The answer was the Lester C. Snyder, Jr. Scholarship in the Department of Civil and Environmental Engineering, which is given to Swanson School of Engineering students with a history of military service.

“At first, dad was so shocked he didn’t understand what we were doing,” said the younger civil engineer with a proud smile on his face. “After we sat him down and really explained that this scholarship is in honor of the persistence that he exemplified getting through the military and then finishing in civil engineering, and then going on and having a very successful career, he was very taken aback and very honored.”

David Matelan
David Matelan (left) with President Barack Obama and First Lady Michelle Obama while serving as a Marine assigned to a presidential security detail in Dublin, Ireland.

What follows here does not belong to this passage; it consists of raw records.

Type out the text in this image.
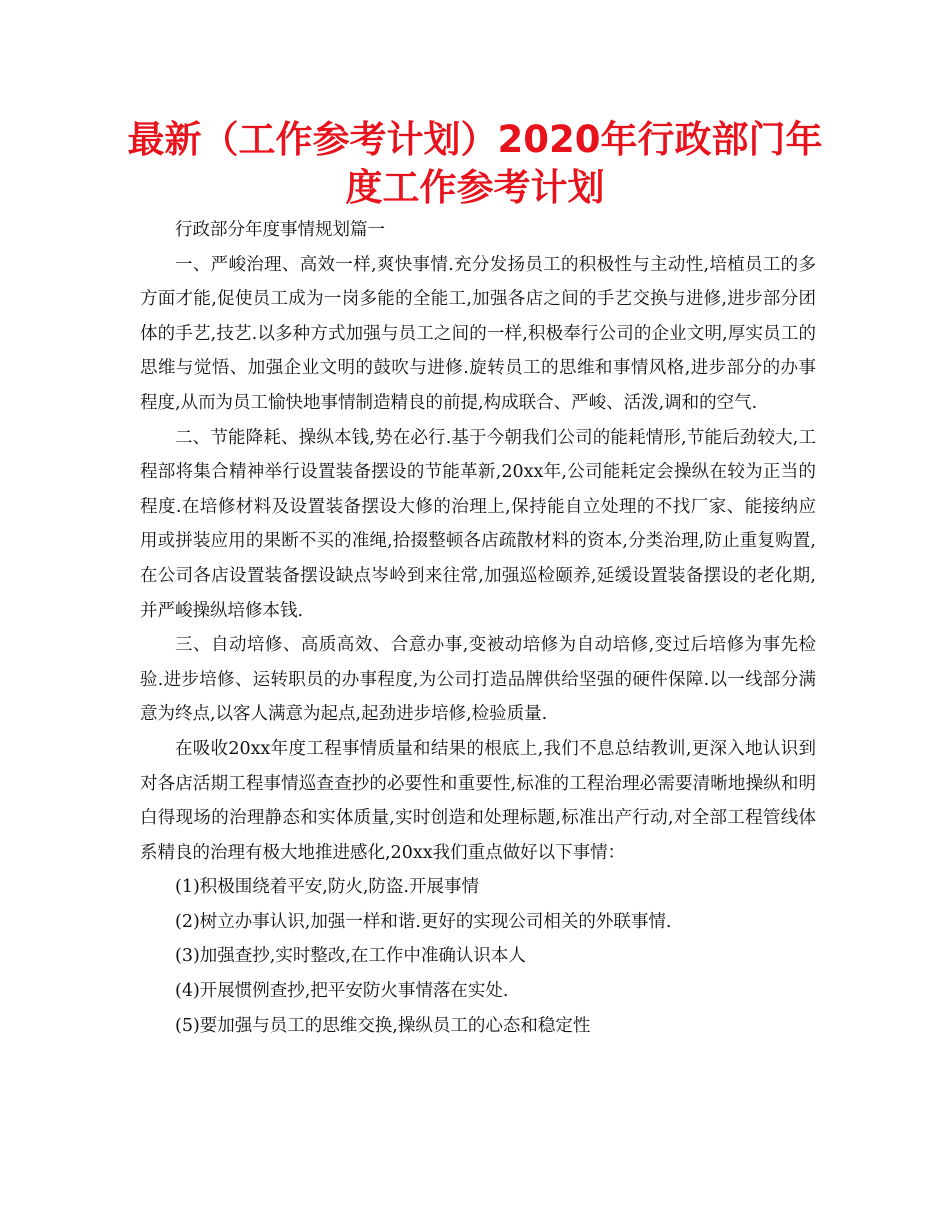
最新（工作参考计划）2020年行政部门年度工作参考计划

行政部分年度事情规划篇一

一、严峻治理、高效一样,爽快事情.充分发扬员工的积极性与主动性,培植员工的多方面才能,促使员工成为一岗多能的全能工,加强各店之间的手艺交换与进修,进步部分团体的手艺,技艺.以多种方式加强与员工之间的一样,积极奉行公司的企业文明,厚实员工的思维与觉悟、加强企业文明的鼓吹与进修.旋转员工的思维和事情风格,进步部分的办事程度,从而为员工愉快地事情制造精良的前提,构成联合、严峻、活泼,调和的空气.

二、节能降耗、操纵本钱,势在必行.基于今朝我们公司的能耗情形,节能后劲较大,工程部将集合精神举行设置装备摆设的节能革新,20xx年,公司能耗定会操纵在较为正当的程度.在培修材料及设置装备摆设大修的治理上,保持能自立处理的不找厂家、能接纳应用或拼装应用的果断不买的准绳,拾掇整顿各店疏散材料的资本,分类治理,防止重复购置,在公司各店设置装备摆设缺点岑岭到来往常,加强巡检颐养,延缓设置装备摆设的老化期,并严峻操纵培修本钱.

三、自动培修、高质高效、合意办事,变被动培修为自动培修,变过后培修为事先检验.进步培修、运转职员的办事程度,为公司打造品牌供给坚强的硬件保障.以一线部分满意为终点,以客人满意为起点,起劲进步培修,检验质量.

在吸收20xx年度工程事情质量和结果的根底上,我们不息总结教训,更深入地认识到对各店活期工程事情巡查查抄的必要性和重要性,标准的工程治理必需要清晰地操纵和明白得现场的治理静态和实体质量,实时创造和处理标题,标准出产行动,对全部工程管线体系精良的治理有极大地推进感化,20xx我们重点做好以下事情：

(1)积极围绕着平安,防火,防盗.开展事情

(2)树立办事认识,加强一样和谐.更好的实现公司相关的外联事情.

(3)加强查抄,实时整改,在工作中准确认识本人

(4)开展惯例查抄,把平安防火事情落在实处.

(5)要加强与员工的思维交换,操纵员工的心态和稳定性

Among the four recipients of the scholarship is David Matelan. The 28-year-old civil engineering senior served five years in the Marines before enrolling at Pitt. He says the scholarship is extremely helpful.

“Majoring in engineering is expensive and the funding I get from the G.I. Bill to cover the cost of books is never enough,” David said. 

Last summer David had an internship with Les Snyder III’s company, Infrastructure and Industrial Constructors USA (I+Icon), which he says helped him solidify his desire to make a career as a civil engineer in the construction industry.

Les III and his 93-year-old father, Lester Jr., meet each year with the current Snyder Scholarship students for lunch. “One thing I like about endowing a scholarship fund is staying active with the recipients. I enjoy seeing them and hearing their stories and what they have learned and so forth," Les III said.